Changes to functions

  • frq() now has the same argument-structure as flat_table().
  • Following functions now follow a consistent tidyverse-approach, with the data being the first argument, followed by variable names: add_labels(), replace_labels(), remove_labels(), count_na(), rec(), dicho(), split_var(), drop_labels(), fill_labels(), group_var(), group_labels(), ref_lvl(), recode_to(), replace_na(), set_na() and set_labels().
  • get_values() now sorts returned values by default, to be consistent with get_labels().
  • spread_coef() gets arguments se and p.val, to define whether standard errors and p-values should be included in the return value or not.

Bug fixes

  • merge_df() did not copy label attributes for data frame with identical variables (that were row-bound).
  • to_value() did not work for character vectors of class labelled, with empty values (which typically have no value label).

sjmisc 2.2.1

09 Jan 20:07
Compare
Choose a tag to compare

Bug fixes

  • The sort.frq did not work for frq().

sjmisc 2.2.0

21 Dec 11:53
Compare
Choose a tag to compare

New functions

  • zap_inf() to "clean" vectors from NaN and infinite values.
  • descr() to provide basic descriptive statistics (similar to describe() in the psych-package), but including variable labels and usable in pipe-workflows.

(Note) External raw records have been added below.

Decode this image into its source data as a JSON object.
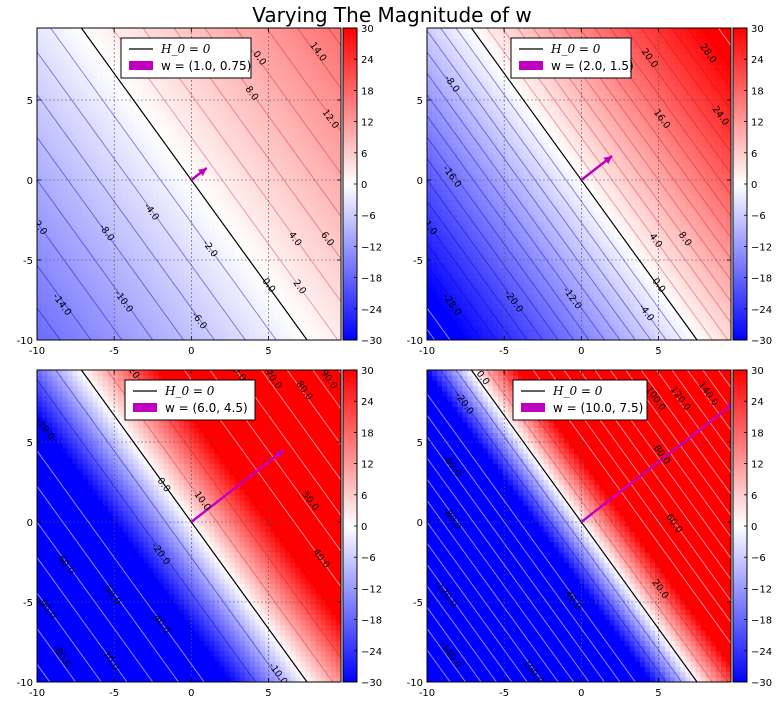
{
  "title": "Varying The Magnitude of w",
  "chart_data": {
    "type": "heatmap",
    "subplots": [
      {
        "w": [
          1.0,
          0.75
        ],
        "legend": [
          "H_0 = 0",
          "w = (1.0, 0.75)"
        ],
        "contour_labels": [
          {
            "value": "-14.0",
            "x": -8.4,
            "y": -7.8
          },
          {
            "value": "-10.0",
            "x": -4.4,
            "y": -7.6
          },
          {
            "value": "-8.0",
            "x": -5.5,
            "y": -3.3
          },
          {
            "value": "-6.0",
            "x": 0.5,
            "y": -8.8
          },
          {
            "value": "-4.0",
            "x": -2.6,
            "y": -2.0
          },
          {
            "value": "-2.0",
            "x": 1.2,
            "y": -4.3
          },
          {
            "value": "0.0",
            "x": 5.0,
            "y": -6.6
          },
          {
            "value": "2.0",
            "x": 7.0,
            "y": -6.7
          },
          {
            "value": "2.0",
            "x": -9.8,
            "y": -3.0
          },
          {
            "value": "4.0",
            "x": 6.7,
            "y": -3.7
          },
          {
            "value": "6.0",
            "x": 8.8,
            "y": -3.7
          },
          {
            "value": "8.0",
            "x": 3.9,
            "y": 5.4
          },
          {
            "value": "12.0",
            "x": 9.0,
            "y": 3.8
          },
          {
            "value": "14.0",
            "x": 8.2,
            "y": 8.0
          },
          {
            "value": "0.0",
            "x": 4.4,
            "y": 7.6
          }
        ]
      },
      {
        "w": [
          2.0,
          1.5
        ],
        "legend": [
          "H_0 = 0",
          "w = (2.0, 1.5)"
        ],
        "contour_labels": [
          {
            "value": "-8.0",
            "x": -8.4,
            "y": 6.0
          },
          {
            "value": "-16.0",
            "x": -8.4,
            "y": 0.2
          },
          {
            "value": "1.0",
            "x": -9.8,
            "y": -3.0
          },
          {
            "value": "-28.0",
            "x": -8.4,
            "y": -7.8
          },
          {
            "value": "-20.0",
            "x": -4.4,
            "y": -7.6
          },
          {
            "value": "-12.0",
            "x": -0.6,
            "y": -7.4
          },
          {
            "value": "-4.0",
            "x": 4.2,
            "y": -8.3
          },
          {
            "value": "0.0",
            "x": 5.0,
            "y": -6.6
          },
          {
            "value": "4.0",
            "x": 4.8,
            "y": -3.8
          },
          {
            "value": "8.0",
            "x": 6.7,
            "y": -3.7
          },
          {
            "value": "16.0",
            "x": 5.2,
            "y": 3.8
          },
          {
            "value": "20.0",
            "x": 4.4,
            "y": 7.6
          },
          {
            "value": "28.0",
            "x": 8.2,
            "y": 7.9
          },
          {
            "value": "24.0",
            "x": 9.0,
            "y": 4.0
          }
        ]
      },
      {
        "w": [
          6.0,
          4.5
        ],
        "legend": [
          "H_0 = 0",
          "w = (6.0, 4.5)"
        ],
        "contour_labels": [
          {
            "value": "-90.0",
            "x": -9.4,
            "y": -5.4
          },
          {
            "value": "-80.0",
            "x": -8.4,
            "y": -8.4
          },
          {
            "value": "-60.0",
            "x": -8.2,
            "y": -2.6
          },
          {
            "value": "-70.0",
            "x": -5.3,
            "y": -8.6
          },
          {
            "value": "-50.0",
            "x": -5.2,
            "y": -4.5
          },
          {
            "value": "-40.0",
            "x": -2.0,
            "y": -6.3
          },
          {
            "value": "-20.0",
            "x": -2.0,
            "y": -2.0
          },
          {
            "value": "-10.0",
            "x": 5.6,
            "y": -9.5
          },
          {
            "value": "-10.0",
            "x": -9.5,
            "y": 5.8
          },
          {
            "value": "0.0",
            "x": -1.8,
            "y": 2.3
          },
          {
            "value": "10.0",
            "x": 0.7,
            "y": 1.3
          },
          {
            "value": "-20",
            "x": -3.8,
            "y": 9.4
          },
          {
            "value": "20.0",
            "x": 3.0,
            "y": 9.4
          },
          {
            "value": "70.0",
            "x": 5.3,
            "y": 8.9
          },
          {
            "value": "80.0",
            "x": 7.3,
            "y": 8.2
          },
          {
            "value": "90.0",
            "x": 8.9,
            "y": 8.9
          },
          {
            "value": "50.0",
            "x": 7.7,
            "y": 1.3
          },
          {
            "value": "40.0",
            "x": 8.4,
            "y": -2.3
          }
        ]
      },
      {
        "w": [
          10.0,
          7.5
        ],
        "legend": [
          "H_0 = 0",
          "w = (10.0, 7.5)"
        ],
        "contour_labels": [
          {
            "value": "0.0",
            "x": -6.4,
            "y": 9.0
          },
          {
            "value": "-20.0",
            "x": -7.6,
            "y": 7.4
          },
          {
            "value": "-60.0",
            "x": -8.4,
            "y": 3.5
          },
          {
            "value": "-80.0",
            "x": -8.4,
            "y": 0.2
          },
          {
            "value": "-120.0",
            "x": -8.8,
            "y": -4.5
          },
          {
            "value": "-140.0",
            "x": -8.5,
            "y": -8.3
          },
          {
            "value": "-100.0",
            "x": -3.2,
            "y": -9.3
          },
          {
            "value": "-40.0",
            "x": -0.6,
            "y": -4.8
          },
          {
            "value": "20.0",
            "x": 5.1,
            "y": -4.2
          },
          {
            "value": "60.0",
            "x": 6.0,
            "y": -0.1
          },
          {
            "value": "80.0",
            "x": 5.2,
            "y": 4.2
          },
          {
            "value": "100.0",
            "x": 4.8,
            "y": 7.7
          },
          {
            "value": "120.0",
            "x": 6.4,
            "y": 7.7
          },
          {
            "value": "140.0",
            "x": 8.2,
            "y": 8.0
          }
        ]
      }
    ],
    "x_range": [
      -10,
      10
    ],
    "y_range": [
      -10,
      10
    ],
    "x_ticks": [
      "-10",
      "-5",
      "0",
      "5"
    ],
    "y_ticks": [
      "-10",
      "-5",
      "0",
      "5"
    ],
    "colorbar_range": [
      -30,
      30
    ],
    "colorbar_ticks": [
      "30",
      "24",
      "18",
      "12",
      "6",
      "0",
      "-6",
      "-12",
      "-18",
      "-24",
      "-30"
    ],
    "colormap": [
      "#0000ff",
      "#ffffff",
      "#ff0000"
    ],
    "arrow_color": "#bf00bf",
    "boundary_color": "#000000",
    "grid": true,
    "legend_position": "upper center"
  }
}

Also works with grouped data frames.

Changes to functions

  • rec(), split_var() and dicho() get an argument suffix, to append a suffix to variable (column) names, if applied on a data frame.
  • Value labels in rec() can now directly be assigned inside the recodes-syntax (see 'Details' in ?rec).
  • find_var() gets a as.df-argument, to return a data frame with matching variables, instead of their column indices only.
  • find_var() gets a as.varlab-argument, to return a "summary" data frame with column number, variable name and variable label.
  • flat_table() now also accepts grouped data frames.
  • flat_table() gets a show.values-argument, to add values to associated labels in output.
  • frq() now also accepts grouped data frames.
  • frq() gets a weight.by-argument to weight frequencies.
  • set_na() can now also find values by their value labels and replace them with NA.
  • set_na() now removes unused value labels from values that have been replaced with NA.
  • The as.tag-argument in set_na() now defaults to FALSE.
  • get_labels() now always returns labels in sorted order of the associated values.
  • get_labels() gets a drop.unused-argument, to automatically drop labels from values that don't occur in the vector.
  • For a named vector as labels-argument, set_labels() now always sorts labels in sorted order of the associated values.
  • is_empty() gets a first.only-argument, to evaluate either first or all elements of a character vector.

Bug fixes

  • set_na() did not work on vectors of class Date when argument as.tag = TRUE.
  • flat_table() did not show values that had no value labels. Now all categories are shown in the frequency table.
  • rec() did not properly copy labels of tagged NA values when not all recoded values appeared in the vector.
  • frq() did not show correct values, when value labels of a vector were not sorted according their values.
  • set_labels() did not set labels properly for ordered factors.
  • remove_labels() returned NA-values for value labels (instead of no value labels) when the last value label of a vector was removed.